Como de costume, e modéstia à parte, a Análise Comportamental tem uma resposta para esta questão. Nas últimas décadas, vários analistas comportamentais têm estudado o fenómeno que nos faz, a nós, mesmo aos mais racionais, uma vez ou outra na vida fazer figas para ter sorte ou manter a mesma chave para jogar no Euromilhões. No fundo, tudo remete para o reforço. Teoricamente, o comportamento supersticioso surge quando há um acontecimento (positivo ou negativo) temporalmente associado a um comportamento independente (que surge logo a seguir a este, por exemplo) – mais sobre reforço aqui, caso não perceba bem ao que me refiro. Isto faz com que o mesmo comportamento seja acidentalmente reforçado ou punido, aumentando ou diminuindo, respetivamente, a probabilidade de este ocorrer no futuro. Por exemplo, se num determinado jogo de futebol em que foi à casa de banho houve um golo da equipa adversária, e isto foi importante para si (neste caso, teve um impacto negativo, sendo punitivo), se calhar na vez seguinte já só foi à casa de banho no intervalo. E se nessa vez seguinte em que não foi à casa de banho a sua equipa não sofreu golos, criou-se uma contingência na sua cabeça: xixi durante o jogo, a sua equipa perde; xixi no intervalo, ou antes, ou depois do jogo, a sua equipa ganha, ou pelo menos se perder não foi você que contribuiu para isso, o que só de si já é reforçante o suficiente para ajudar a manter este comportamento.

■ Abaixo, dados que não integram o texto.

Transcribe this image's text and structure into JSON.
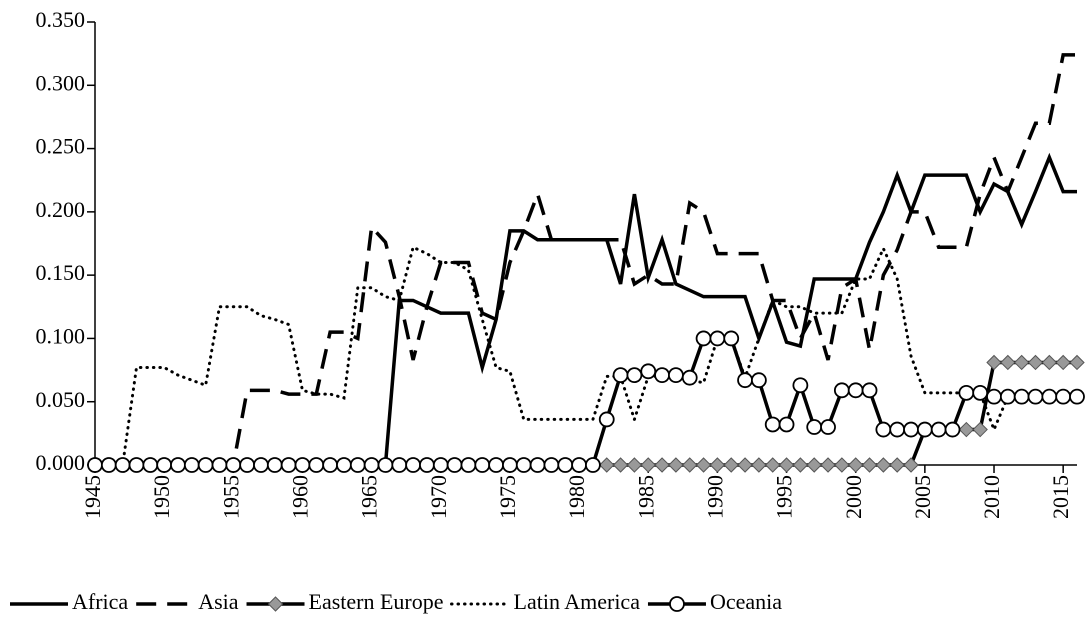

A tendência é para repetirmos os comportamentos que associamos a sucesso ou a acontecimentos positivos (a chamada “sorte”), e para evitarmos comportamentos que associamos a insucesso ou a acontecimentos negativos (o chamado “azar”). Mesmo que perca uma competição quando está a usar as suas cuecas da sorte, saber que fez tudo o que estava ao seu alcance para ganhar é reconfortante. O controlo é, claro, uma necessidade inerente ao ser humano. Pensar e ser capaz de ruminar sobre os assuntos tem vantagens, mas também tem desvantagens; mais nenhum animal tem esta necessidade de ter uma explicação para tudo. A verdade é esta: é reforçante para nós sentirmos que temos algum tipo de controlo sobre as situações, quer seja o jogo de futebol, uma maratona ou a lotaria. Porque isso, tal como acontece com o sobrenatural, com as bruxas, com o azar, permite-nos também ter explicações para o inexplicável. E a vida é muito mais fácil se tudo não escapar ao nosso controlo.

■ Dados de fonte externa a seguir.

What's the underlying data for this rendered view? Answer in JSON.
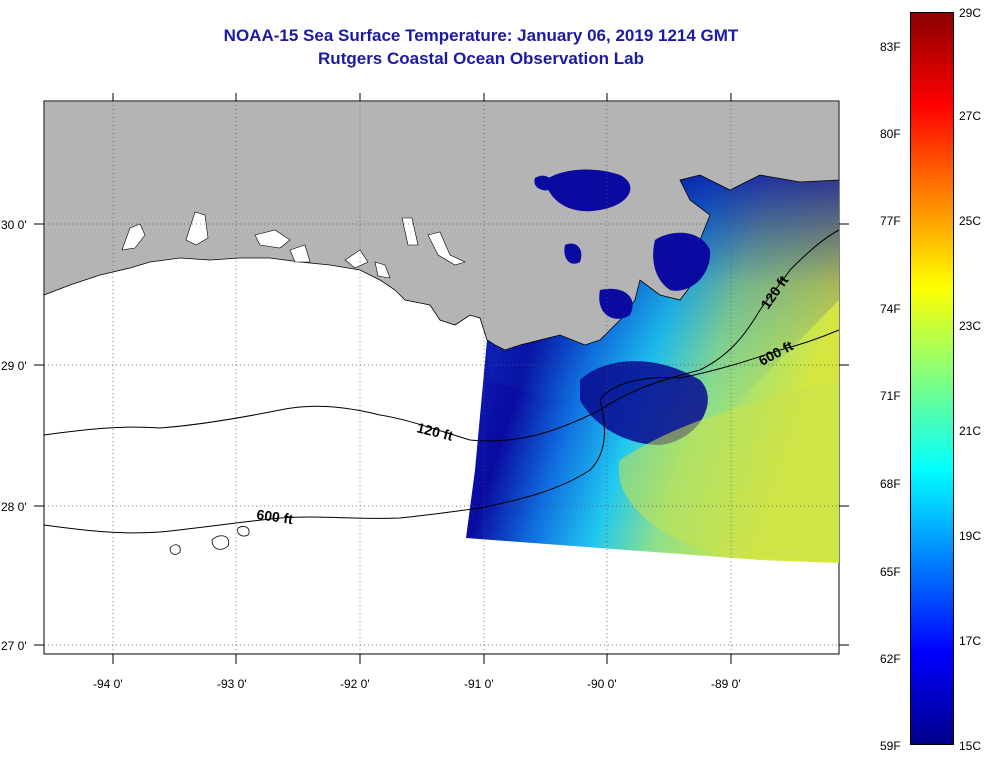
{
  "title": {
    "line1": "NOAA-15 Sea Surface Temperature:  January 06, 2019 1214 GMT",
    "line2": "Rutgers Coastal Ocean Observation Lab"
  },
  "map": {
    "lon_labels": [
      "-94 0'",
      "-93 0'",
      "-92 0'",
      "-91 0'",
      "-90 0'",
      "-89 0'"
    ],
    "lat_labels": [
      "30 0'",
      "29 0'",
      "28 0'",
      "27 0'"
    ],
    "contour_labels": {
      "c120_west": "120 ft",
      "c600_west": "600 ft",
      "c120_east": "120 ft",
      "c600_east": "600 ft"
    },
    "colors": {
      "land": "#b4b4b4",
      "ocean_no_data": "#ffffff",
      "cold": "#0a0aa0",
      "warm": "#d6e640"
    }
  },
  "colorbar": {
    "fahrenheit": [
      "83F",
      "80F",
      "77F",
      "74F",
      "71F",
      "68F",
      "65F",
      "62F",
      "59F"
    ],
    "celsius": [
      "29C",
      "27C",
      "25C",
      "23C",
      "21C",
      "19C",
      "17C",
      "15C"
    ],
    "colors": [
      "#00008b",
      "#0000ff",
      "#0080ff",
      "#00ffff",
      "#80ff80",
      "#ffff00",
      "#ff8000",
      "#ff0000",
      "#8b0000"
    ]
  }
}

Se leu este artigo sobre POC talvez consiga fazer a ponte entre esta necessidade de controlo e essa. É natural, já que elas são a mesma. A diferença é que na POC essa necessidade é levada ao extremo, ao insuportável de não saber o que acontece se não houver aquele ritual. Num simples comportamento supersticioso, não há rituais incapacitantes nem desencadeadores de ataques de ansiedade se não forem realizados. Há, isso sim, pequenos comportamentos capazes de nos dar confiança e ter um pensamento mais positivo acerca de algo. E não há nada de errado com isto.

Portanto, mantenha as suas cuecas da sorte a postos para a próxima competição em que participar, se isso o ajuda a focar-se e a ter sucesso. Hoje, que é terça feira, eu vou ali à papelaria da esquina, jogar no Euromilhões com a chave de sempre – não vá o diabo tecê-las.